Architectural, Historical, Social


Previous Name

Saint Joseph's Deaf & Dumb Institution


Original Use

Church/chapel


In Use As

School


Date

1865 - 1870


Coordinates

313111, 236134


Date Recorded

16/08/2014


Date Updated

--/--/--


Description

Freestanding triple-height seven-bay Gothic-Revival former chapel, built 1868, with three-stage gabled entrance tower and three-storey chancel. Now in use as school. Pitched natural slate roof set behind raised gables, with granite coping having moulded granite kneeler stones and granite Celtic cross to rear gable. Moulded cast-iron guttering supported on moulded red brick corbels to red brick eaves course, and cast-iron down-pipes. Pitched roof to entrance tower set behind rendered parapets with corbelled course to base. Hipped slate roof to chancel having decorative wrought-iron cresting and lower pitched roofs set behind five gables, each having granite coping and surmounted by wrought-iron finials. Roughcast rendered walls with red brick dressings, chamfered granite ashlar trim to rock-faced granite ashlar plinth course. All bays flanked by three-stage red brick and rendered buttresses with granite offsets. At south end of east nave elevation is section of zinc-clad wall where now-demolished buildings joined chapel. Stop-chamfered red brick window surrounds with granite dressings and granite sills; pointed-headed to upper level with some original six-over-six pane timber sliding sash windows having incorporated iron swivel panes. Square-headed to upper ground floor, arranged in groups of three with six-over-six pane timber sash windows, square-headed to lower ground floor with splayed granite sills and multiple-pane aluminium windows. Entrance tower has double-height pointed-arch window openings formed in chamfered red brick surrounds, with granite sills and hood-mouldings housing tripartite Gothic tracery windows with plain glazing. Five-sided canted chancel to rear rises from rectangular plan lower and ground floor section with broached granite roofs to outer corners and two-stage angle buttresses. Upper section has round-headed window openings with replacement aluminium windows, replacement multiple-pane timber sash windows to ground floor and further aluminium windows to lower ground floor. Square-headed principal entrance to entrance tower with diagonally-sheeted timber door and decorative iron hinges surmounted by blind sandstone over-panel and set within stepped granite ashlar surround.
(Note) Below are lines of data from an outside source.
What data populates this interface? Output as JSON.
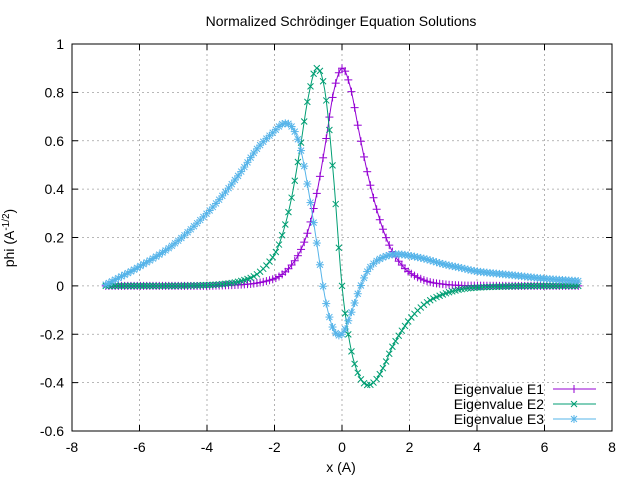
{
  "chart_data": {
    "type": "scatter",
    "title": "Normalized Schrödinger Equation Solutions",
    "xlabel": "x (A)",
    "ylabel_main": "phi (A",
    "ylabel_sup": "-1/2",
    "ylabel_end": ")",
    "xlim": [
      -8,
      8
    ],
    "ylim": [
      -0.6,
      1
    ],
    "xticks": [
      "-8",
      "-6",
      "-4",
      "-2",
      "0",
      "2",
      "4",
      "6",
      "8"
    ],
    "yticks": [
      "-0.6",
      "-0.4",
      "-0.2",
      "0",
      "0.2",
      "0.4",
      "0.6",
      "0.8",
      "1"
    ],
    "grid": true,
    "legend_position": "bottom-right",
    "series": [
      {
        "name": "Eigenvalue E1",
        "color": "#9400d3",
        "marker": "plus",
        "x": [
          -7,
          -6,
          -5,
          -4,
          -3.5,
          -3,
          -2.5,
          -2,
          -1.75,
          -1.5,
          -1.25,
          -1,
          -0.75,
          -0.5,
          -0.25,
          0,
          0.25,
          0.5,
          0.75,
          1,
          1.25,
          1.5,
          1.75,
          2,
          2.5,
          3,
          3.5,
          4,
          5,
          6,
          7
        ],
        "y": [
          0,
          0,
          0,
          0,
          0.002,
          0.005,
          0.012,
          0.03,
          0.05,
          0.085,
          0.14,
          0.23,
          0.38,
          0.58,
          0.8,
          0.9,
          0.82,
          0.64,
          0.47,
          0.33,
          0.22,
          0.14,
          0.09,
          0.055,
          0.02,
          0.007,
          0.002,
          0.001,
          0,
          0,
          0
        ]
      },
      {
        "name": "Eigenvalue E2",
        "color": "#009e73",
        "marker": "cross",
        "x": [
          -7,
          -6,
          -5,
          -4,
          -3.5,
          -3,
          -2.5,
          -2,
          -1.75,
          -1.5,
          -1.25,
          -1,
          -0.75,
          -0.5,
          -0.25,
          0,
          0.25,
          0.5,
          0.75,
          1,
          1.25,
          1.5,
          2,
          2.5,
          3,
          3.5,
          4,
          5,
          6,
          7
        ],
        "y": [
          0,
          0,
          0,
          0.003,
          0.008,
          0.02,
          0.05,
          0.13,
          0.22,
          0.36,
          0.56,
          0.78,
          0.9,
          0.8,
          0.45,
          0,
          -0.25,
          -0.37,
          -0.41,
          -0.39,
          -0.33,
          -0.25,
          -0.14,
          -0.07,
          -0.035,
          -0.015,
          -0.007,
          -0.002,
          0,
          0
        ]
      },
      {
        "name": "Eigenvalue E3",
        "color": "#56b4e9",
        "marker": "star",
        "x": [
          -7,
          -6,
          -5,
          -4,
          -3.5,
          -3,
          -2.5,
          -2,
          -1.75,
          -1.5,
          -1.25,
          -1,
          -0.75,
          -0.5,
          -0.25,
          0,
          0.25,
          0.5,
          0.75,
          1,
          1.25,
          1.5,
          1.75,
          2,
          2.5,
          3,
          3.5,
          4,
          5,
          6,
          7
        ],
        "y": [
          0.005,
          0.08,
          0.17,
          0.3,
          0.38,
          0.47,
          0.57,
          0.64,
          0.67,
          0.66,
          0.58,
          0.4,
          0.18,
          -0.05,
          -0.18,
          -0.2,
          -0.12,
          -0.02,
          0.06,
          0.1,
          0.12,
          0.13,
          0.13,
          0.125,
          0.11,
          0.09,
          0.075,
          0.06,
          0.045,
          0.03,
          0.02
        ]
      }
    ]
  }
}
Further entrance to west elevation of entrance tower, detailed as above.

Appraisal

Built to designs of Charles Geoghegan, this building is the only surviving part of a wider purpose-built institutional complex of the mid-nineteenth century, originally known as Saint Joseph's Deaf and Dumb Institution. Having lost its original context, this former chapel forms a part of a modern school complex. The scale of this building is impressive but the detailing is restrained. The building holds much good visual interest, with red brick contrasting with limestone details and rendered main wall surfaces. The variety of opening types and the various wrought-iron finials provide some further visual and decorative interest.